Ellie Irons, “The Sanctuary for Weedy Species” (2015), part of Rail Curatorial’s ‘Social Ecologies’ exhibition in Industry City (photo by Ellie Irons)
BV: I want to talk about nature vs. man-made, as I see your work dealing with this negotiation. I find this divide to be misleading, but also helpful in many ways. Maybe I still need to believe in wilderness, even if humankind has shaped it in part.
EI: I started to dive into the question of the nature/culture divide above, so you can tell it’s a huge theme in my work. About six years ago, not too long before I came across the concept of the Anthropocene, I stumbled upon Timothy Morton’s book Ecology without Nature and had another “aha” moment of similar magnitude. Although I still use the term “nature” all the time and find it to be very useful (if extremely hard to define), I have found it helpful to strike it out in certain situations and substitute the word “ecology.” This term has also become somewhat of a meme (I’ve participated in three shows with the word “ecology” in their titles in the last six months), but I don’t think it’s become cliché, at least not for me. I think it’s very useful to ask not “is this nature?” but rather “is this connected to other earth systems, and if so, how and to what degree?” Given that humans are now moving more sediment yearly than wind, rain, and rivers combined, when you’re looking at a construction site or an open pit mine, you’re looking at an ecological force in motion. Maybe it’s not “nature,” but it’s so deeply entangled with it, the separation ceases to make sense to me.
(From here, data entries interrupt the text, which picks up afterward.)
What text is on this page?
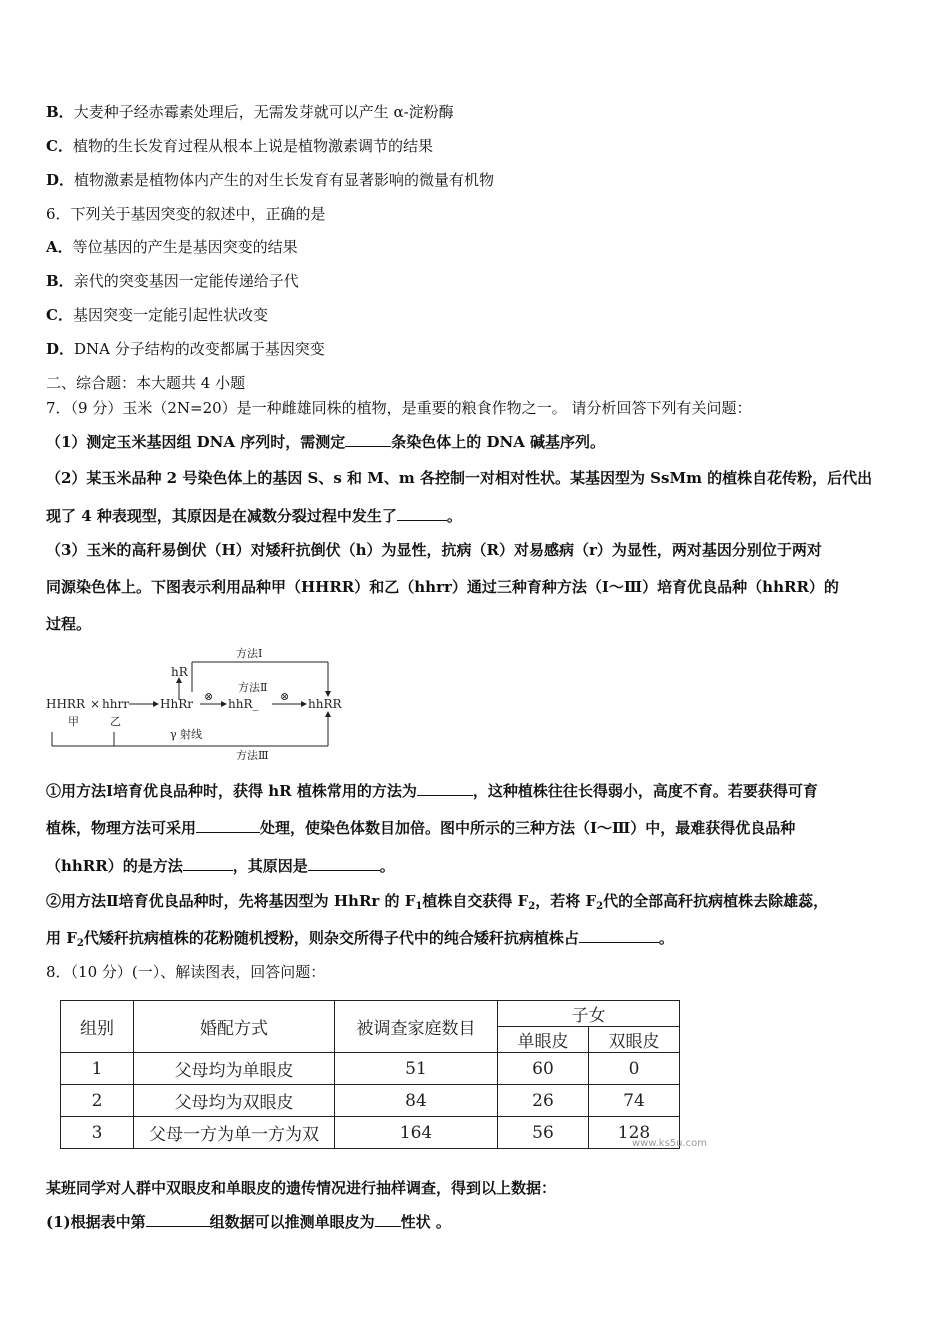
B．大麦种子经赤霉素处理后，无需发芽就可以产生 α-淀粉酶
C．植物的生长发育过程从根本上说是植物激素调节的结果
D．植物激素是植物体内产生的对生长发育有显著影响的微量有机物
6．下列关于基因突变的叙述中，正确的是
A．等位基因的产生是基因突变的结果
B．亲代的突变基因一定能传递给子代
C．基因突变一定能引起性状改变
D．DNA 分子结构的改变都属于基因突变
二、综合题：本大题共 4 小题
7．（9 分）玉米（2N=20）是一种雌雄同株的植物，是重要的粮食作物之一。 请分析回答下列有关问题：
（1）测定玉米基因组 DNA 序列时，需测定	条染色体上的 DNA 碱基序列。
（2）某玉米品种 2 号染色体上的基因 S、s 和 M、m 各控制一对相对性状。某基因型为 SsMm 的植株自花传粉，后代出
现了 4 种表现型，其原因是在减数分裂过程中发生了	。
（3）玉米的高秆易倒伏（H）对矮秆抗倒伏（h）为显性，抗病（R）对易感病（r）为显性，两对基因分别位于两对
同源染色体上。下图表示利用品种甲（HHRR）和乙（hhrr）通过三种育种方法（Ⅰ～Ⅲ）培育优良品种（hhRR）的
过程。
方法Ⅰ
hR
方法Ⅱ
⊗	⊗
HHRR × hhrr	HhRr	hhR_	hhRR
甲	乙
γ 射线
方法Ⅲ
①用方法Ⅰ培育优良品种时，获得 hR 植株常用的方法为	，这种植株往往长得弱小，高度不育。若要获得可育
植株，物理方法可采用	处理，使染色体数目加倍。图中所示的三种方法（Ⅰ～Ⅲ）中，最难获得优良品种
（hhRR）的是方法	，其原因是	。
②用方法Ⅱ培育优良品种时，先将基因型为 HhRr 的 $F_1$植株自交获得 $F_2$，若将 $F_2$代的全部高秆抗病植株去除雄蕊，
用 $F_2$代矮秆抗病植株的花粉随机授粉，则杂交所得子代中的纯合矮秆抗病植株占	。
8．（10 分）(一）、解读图表，回答问题：
组别	婚配方式	被调查家庭数目	子女	
			单眼皮	双眼皮
1	父母均为单眼皮	51	60	0
2	父母均为双眼皮	84	26	74
3	父母一方为单一方为双	164	56	128
www.ks5u.com
某班同学对人群中双眼皮和单眼皮的遗传情况进行抽样调查，得到以上数据：
(1)根据表中第	组数据可以推测单眼皮为 性状 。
That said, I do very much feel the need to preserve (and if possible, experience regularly!) places where more of the connections between and among living things and earth systems aren’t human-dominated or human-orchestrated. These are the seemingly “wild” places (our big national parks, for instance), and I’ll acknowledge that it feels good to be in places like these — I mourn when I hear they’re being lost and celebrate their expansion. It’s a privilege, though, to have them and to visit them, and a construction of sorts — that landscape was never “pristine” in the sense I experience it to be when I walk through it today, reveling in “nature.” Humans were impacting the landscape for generations before the United States defined our national parks as what they are. The indigenous way of being in the landscape shaped what arriving colonists understood as the wilderness, and the legacies of that clash are still playing out in the landscape. So, softening that binary as much as possible makes sense to me — I see it as more of continuum, or a tangle, with no absolutes and lots of messy intersections.
Living Together: Nurturing Nature in the Built Environment continues at William Paterson University’s Ben Shahn Center for Visual Arts (300 Pompton Road, Wayne, NJ) through May 13. Emergent Ecologies: NYC Emergence runs April 30–June 18 at Kilroy Metal Ceiling (283 Greene Avenue, Fort Greene, Brooklyn).